In the meantime, the 40-year slide into neoliberalism is precisely what created Trumpism in the first place.The election of Trump was a reactionary indictment of the failures of neoliberalism. Finding sanctuary from Trump in the very people who created him is short-sighted indeed. America wants fundamental change – Trump represented to many a chance to achieve that change. Biden assures us in soft and pleasant tones that “nothing will fundamentally change,” but the appetite for that change has not gone away. In other words, there may well be “another Trump” if we continue on our neoliberal path.

Having come from a family that was decimated in World War II, I know which catastrophe is more alarming to me. It’s a close call, but I know. Importantly, the neoliberal precedent has already been set; the other is about to be set if we re-elect Trump. I cannot in good conscience advocate for Joe Biden, but I cannot advocate allowing Trumpism to become accepted precedent. I place blame where it belongs, but I am still responsible for my single vote even if the options are abhorrent.

This is not an argument to vote for Joe Biden, but a reminder that Trump’s conduct is unethical and dangerous in extremely frightening and unprecedented ways, and our response should reflect the unusual nature of our current situation. It is up to us to determine whether allowing America to countenance de-facto fascist authoritarianism is worse than taking a time-out to probably breed more of it. This is an incredibly infuriating situation and should illustrate quite well the fundamental problem with “lesser-evil” voting.

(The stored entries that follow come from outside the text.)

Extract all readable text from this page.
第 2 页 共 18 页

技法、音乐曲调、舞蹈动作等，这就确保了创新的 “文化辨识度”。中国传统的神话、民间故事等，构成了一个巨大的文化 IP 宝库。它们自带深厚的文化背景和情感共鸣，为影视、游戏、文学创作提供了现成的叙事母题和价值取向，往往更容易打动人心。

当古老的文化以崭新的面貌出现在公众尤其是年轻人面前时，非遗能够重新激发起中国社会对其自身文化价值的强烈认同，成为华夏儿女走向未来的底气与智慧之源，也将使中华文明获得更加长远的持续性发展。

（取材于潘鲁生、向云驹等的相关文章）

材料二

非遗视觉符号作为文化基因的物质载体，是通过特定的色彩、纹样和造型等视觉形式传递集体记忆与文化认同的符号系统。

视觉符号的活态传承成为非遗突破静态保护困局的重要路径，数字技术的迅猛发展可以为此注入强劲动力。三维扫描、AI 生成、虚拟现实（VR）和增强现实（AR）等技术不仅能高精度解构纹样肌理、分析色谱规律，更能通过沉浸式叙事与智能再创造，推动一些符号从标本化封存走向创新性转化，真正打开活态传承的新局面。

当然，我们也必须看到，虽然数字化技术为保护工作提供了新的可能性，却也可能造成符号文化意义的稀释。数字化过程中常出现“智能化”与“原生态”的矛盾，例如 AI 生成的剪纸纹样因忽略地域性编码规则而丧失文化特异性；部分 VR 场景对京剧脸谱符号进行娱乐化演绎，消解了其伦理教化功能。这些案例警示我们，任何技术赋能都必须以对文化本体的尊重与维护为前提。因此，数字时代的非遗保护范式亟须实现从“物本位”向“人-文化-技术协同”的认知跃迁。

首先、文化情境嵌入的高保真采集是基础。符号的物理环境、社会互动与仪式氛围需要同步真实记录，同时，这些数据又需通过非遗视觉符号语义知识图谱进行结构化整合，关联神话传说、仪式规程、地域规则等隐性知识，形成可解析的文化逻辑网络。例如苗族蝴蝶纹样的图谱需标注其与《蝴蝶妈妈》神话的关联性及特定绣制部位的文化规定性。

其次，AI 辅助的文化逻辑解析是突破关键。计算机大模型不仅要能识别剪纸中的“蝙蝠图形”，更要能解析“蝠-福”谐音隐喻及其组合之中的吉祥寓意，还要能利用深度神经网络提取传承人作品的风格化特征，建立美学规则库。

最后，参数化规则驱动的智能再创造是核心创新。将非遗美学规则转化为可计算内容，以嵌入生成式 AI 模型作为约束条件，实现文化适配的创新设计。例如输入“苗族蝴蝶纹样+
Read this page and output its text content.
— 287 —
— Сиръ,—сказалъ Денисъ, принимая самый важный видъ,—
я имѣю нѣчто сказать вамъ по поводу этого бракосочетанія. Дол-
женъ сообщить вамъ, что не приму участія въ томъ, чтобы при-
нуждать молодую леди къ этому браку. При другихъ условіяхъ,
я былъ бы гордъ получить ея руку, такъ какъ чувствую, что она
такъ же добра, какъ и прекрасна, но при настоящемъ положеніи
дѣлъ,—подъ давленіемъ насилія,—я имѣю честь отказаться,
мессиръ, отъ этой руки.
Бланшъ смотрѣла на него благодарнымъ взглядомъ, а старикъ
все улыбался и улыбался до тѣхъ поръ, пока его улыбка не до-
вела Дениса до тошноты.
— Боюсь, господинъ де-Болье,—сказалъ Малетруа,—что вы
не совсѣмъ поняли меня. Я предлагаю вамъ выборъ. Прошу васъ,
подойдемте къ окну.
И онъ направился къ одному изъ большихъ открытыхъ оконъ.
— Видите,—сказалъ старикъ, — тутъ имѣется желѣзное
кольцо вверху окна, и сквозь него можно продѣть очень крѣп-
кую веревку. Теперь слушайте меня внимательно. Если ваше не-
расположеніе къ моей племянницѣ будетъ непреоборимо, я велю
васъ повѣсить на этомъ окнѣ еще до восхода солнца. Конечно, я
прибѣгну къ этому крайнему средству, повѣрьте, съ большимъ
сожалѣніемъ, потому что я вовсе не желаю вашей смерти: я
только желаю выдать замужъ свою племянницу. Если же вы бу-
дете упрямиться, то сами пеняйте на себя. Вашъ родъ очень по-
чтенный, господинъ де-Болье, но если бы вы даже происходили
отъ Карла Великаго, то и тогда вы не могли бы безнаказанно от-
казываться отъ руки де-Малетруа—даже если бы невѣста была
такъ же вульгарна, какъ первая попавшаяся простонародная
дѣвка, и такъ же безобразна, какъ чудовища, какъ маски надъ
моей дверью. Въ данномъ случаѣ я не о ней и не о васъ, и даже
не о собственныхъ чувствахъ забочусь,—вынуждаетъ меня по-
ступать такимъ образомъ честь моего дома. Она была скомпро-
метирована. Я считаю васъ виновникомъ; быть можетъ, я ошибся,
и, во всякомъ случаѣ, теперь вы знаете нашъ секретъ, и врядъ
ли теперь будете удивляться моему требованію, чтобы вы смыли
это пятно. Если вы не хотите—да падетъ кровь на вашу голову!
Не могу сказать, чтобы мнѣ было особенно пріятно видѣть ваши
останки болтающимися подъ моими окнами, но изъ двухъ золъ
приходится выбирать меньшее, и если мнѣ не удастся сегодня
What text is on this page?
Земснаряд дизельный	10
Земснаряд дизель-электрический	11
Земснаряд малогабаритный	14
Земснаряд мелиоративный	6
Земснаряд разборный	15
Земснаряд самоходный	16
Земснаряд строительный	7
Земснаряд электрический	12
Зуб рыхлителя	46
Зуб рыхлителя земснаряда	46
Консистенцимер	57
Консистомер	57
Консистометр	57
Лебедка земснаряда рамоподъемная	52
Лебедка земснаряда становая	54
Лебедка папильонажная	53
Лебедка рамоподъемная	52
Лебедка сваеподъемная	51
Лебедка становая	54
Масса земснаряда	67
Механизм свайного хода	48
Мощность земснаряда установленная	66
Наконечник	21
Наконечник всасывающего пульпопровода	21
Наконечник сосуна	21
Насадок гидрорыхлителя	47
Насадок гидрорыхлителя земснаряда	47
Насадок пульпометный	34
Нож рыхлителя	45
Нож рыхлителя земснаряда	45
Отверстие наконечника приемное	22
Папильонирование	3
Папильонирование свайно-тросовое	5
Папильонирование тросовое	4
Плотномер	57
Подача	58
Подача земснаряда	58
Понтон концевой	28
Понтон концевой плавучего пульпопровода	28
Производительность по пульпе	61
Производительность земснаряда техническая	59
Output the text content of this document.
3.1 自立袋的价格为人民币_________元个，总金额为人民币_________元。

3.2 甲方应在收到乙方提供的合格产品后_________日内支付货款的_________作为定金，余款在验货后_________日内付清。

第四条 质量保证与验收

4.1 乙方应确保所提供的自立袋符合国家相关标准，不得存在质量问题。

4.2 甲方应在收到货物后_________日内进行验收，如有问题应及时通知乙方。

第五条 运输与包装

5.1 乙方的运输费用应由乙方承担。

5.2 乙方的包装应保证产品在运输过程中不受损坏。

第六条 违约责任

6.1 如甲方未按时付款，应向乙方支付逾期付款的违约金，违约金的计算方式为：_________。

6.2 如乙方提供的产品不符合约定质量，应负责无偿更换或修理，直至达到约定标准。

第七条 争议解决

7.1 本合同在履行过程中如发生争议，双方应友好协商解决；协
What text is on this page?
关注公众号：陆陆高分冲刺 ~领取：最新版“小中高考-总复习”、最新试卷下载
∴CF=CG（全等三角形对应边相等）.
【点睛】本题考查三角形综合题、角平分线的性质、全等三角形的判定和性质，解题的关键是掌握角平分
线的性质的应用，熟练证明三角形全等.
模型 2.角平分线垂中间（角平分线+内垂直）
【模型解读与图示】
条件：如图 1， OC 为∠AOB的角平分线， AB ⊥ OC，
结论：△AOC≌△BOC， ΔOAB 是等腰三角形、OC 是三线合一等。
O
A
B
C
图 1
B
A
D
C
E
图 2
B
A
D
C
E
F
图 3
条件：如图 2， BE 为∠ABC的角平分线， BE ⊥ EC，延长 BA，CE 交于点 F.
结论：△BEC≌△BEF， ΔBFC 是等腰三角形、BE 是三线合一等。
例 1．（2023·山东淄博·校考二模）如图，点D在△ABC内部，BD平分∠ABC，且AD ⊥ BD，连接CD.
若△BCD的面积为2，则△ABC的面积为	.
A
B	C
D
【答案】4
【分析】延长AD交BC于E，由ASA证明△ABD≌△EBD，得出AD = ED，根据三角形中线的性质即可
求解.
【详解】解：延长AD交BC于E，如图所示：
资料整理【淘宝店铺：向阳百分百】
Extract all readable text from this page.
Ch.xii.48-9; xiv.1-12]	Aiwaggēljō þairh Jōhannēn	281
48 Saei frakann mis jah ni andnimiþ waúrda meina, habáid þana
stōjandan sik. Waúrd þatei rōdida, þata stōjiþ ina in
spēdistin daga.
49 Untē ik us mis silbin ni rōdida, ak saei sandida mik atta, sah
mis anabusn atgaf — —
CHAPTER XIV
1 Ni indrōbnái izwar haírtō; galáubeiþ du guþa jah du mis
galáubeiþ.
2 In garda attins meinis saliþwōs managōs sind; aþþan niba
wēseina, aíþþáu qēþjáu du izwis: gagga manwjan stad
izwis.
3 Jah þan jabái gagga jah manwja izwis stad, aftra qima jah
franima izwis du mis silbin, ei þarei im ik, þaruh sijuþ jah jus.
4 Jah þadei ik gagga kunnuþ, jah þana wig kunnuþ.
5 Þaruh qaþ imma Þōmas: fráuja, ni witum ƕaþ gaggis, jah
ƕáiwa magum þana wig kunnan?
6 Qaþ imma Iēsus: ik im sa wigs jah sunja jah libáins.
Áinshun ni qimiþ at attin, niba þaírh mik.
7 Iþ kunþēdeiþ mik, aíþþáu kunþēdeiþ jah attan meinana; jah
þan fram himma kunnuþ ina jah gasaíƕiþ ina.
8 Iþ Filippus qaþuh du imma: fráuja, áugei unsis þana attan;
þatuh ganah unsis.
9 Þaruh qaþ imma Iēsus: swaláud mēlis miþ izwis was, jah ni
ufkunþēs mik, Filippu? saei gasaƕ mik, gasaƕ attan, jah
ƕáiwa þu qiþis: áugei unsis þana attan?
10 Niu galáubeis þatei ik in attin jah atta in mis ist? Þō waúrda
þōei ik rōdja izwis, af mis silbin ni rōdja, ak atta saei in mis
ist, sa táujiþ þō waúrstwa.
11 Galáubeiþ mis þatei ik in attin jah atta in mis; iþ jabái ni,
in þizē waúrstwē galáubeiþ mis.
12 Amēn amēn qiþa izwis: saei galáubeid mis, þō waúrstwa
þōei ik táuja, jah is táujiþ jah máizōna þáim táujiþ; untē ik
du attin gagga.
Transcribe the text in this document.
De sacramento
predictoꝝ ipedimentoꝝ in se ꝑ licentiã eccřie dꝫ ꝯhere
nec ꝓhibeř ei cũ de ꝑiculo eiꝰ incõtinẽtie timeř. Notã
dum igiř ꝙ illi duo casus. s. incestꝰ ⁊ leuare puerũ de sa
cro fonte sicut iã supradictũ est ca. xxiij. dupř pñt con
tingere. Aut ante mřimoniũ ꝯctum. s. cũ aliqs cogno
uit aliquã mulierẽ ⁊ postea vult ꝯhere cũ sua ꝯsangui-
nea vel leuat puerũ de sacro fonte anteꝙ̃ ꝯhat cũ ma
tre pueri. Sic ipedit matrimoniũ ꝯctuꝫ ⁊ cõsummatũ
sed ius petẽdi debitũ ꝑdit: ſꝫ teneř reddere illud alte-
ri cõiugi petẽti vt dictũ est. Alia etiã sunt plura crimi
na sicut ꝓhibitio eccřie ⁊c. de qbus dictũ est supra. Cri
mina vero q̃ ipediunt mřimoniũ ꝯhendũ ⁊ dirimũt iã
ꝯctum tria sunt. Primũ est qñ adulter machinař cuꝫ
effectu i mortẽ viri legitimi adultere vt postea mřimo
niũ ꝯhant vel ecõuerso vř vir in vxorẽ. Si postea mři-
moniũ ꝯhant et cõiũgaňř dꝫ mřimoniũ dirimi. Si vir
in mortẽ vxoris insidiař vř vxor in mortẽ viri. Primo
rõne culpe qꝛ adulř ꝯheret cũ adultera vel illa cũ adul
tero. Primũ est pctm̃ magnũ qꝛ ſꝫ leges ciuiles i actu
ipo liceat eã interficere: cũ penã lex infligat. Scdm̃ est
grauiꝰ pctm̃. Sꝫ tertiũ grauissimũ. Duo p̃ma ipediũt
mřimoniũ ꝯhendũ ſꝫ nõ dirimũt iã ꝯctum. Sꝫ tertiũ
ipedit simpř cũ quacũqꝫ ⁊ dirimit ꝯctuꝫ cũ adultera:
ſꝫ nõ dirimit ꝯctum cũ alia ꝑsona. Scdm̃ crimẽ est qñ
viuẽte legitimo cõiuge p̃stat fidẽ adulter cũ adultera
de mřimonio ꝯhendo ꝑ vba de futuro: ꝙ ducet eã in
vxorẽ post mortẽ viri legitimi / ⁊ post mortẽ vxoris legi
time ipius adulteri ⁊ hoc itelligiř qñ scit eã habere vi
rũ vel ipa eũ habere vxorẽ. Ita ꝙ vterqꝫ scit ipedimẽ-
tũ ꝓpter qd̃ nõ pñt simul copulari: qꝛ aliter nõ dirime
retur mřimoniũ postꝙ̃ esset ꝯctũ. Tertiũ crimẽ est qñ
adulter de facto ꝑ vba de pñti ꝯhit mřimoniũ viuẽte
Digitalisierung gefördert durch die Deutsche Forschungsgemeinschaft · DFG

More importantly, one thing is clear: we will have to fight for what is right and what is true no matter which president we have because neither will be an ally to the people. In the absence of good voting choices, it is hard to blame anyone for voting for Biden or for a third-party candidate. We will have Biden or Trump in 2021, though; and thus we will have to stay involved. If this is a dispensation special enough to even consider someone like Biden, it’s certainly a dispensation special enough to commit to fighting that dispensation tirelessly. Infuriatingly, we have no choice.

No matter who we vote for, democracy will continue to be conspicuously absent in our government. We should not expect representation from our government at this time. We must create justice ourselves in local politics, protests, and direct action. Whoever the President is in 2021, America will need us. Cliche’ though it may sound, we are the ones we’ve been waiting for.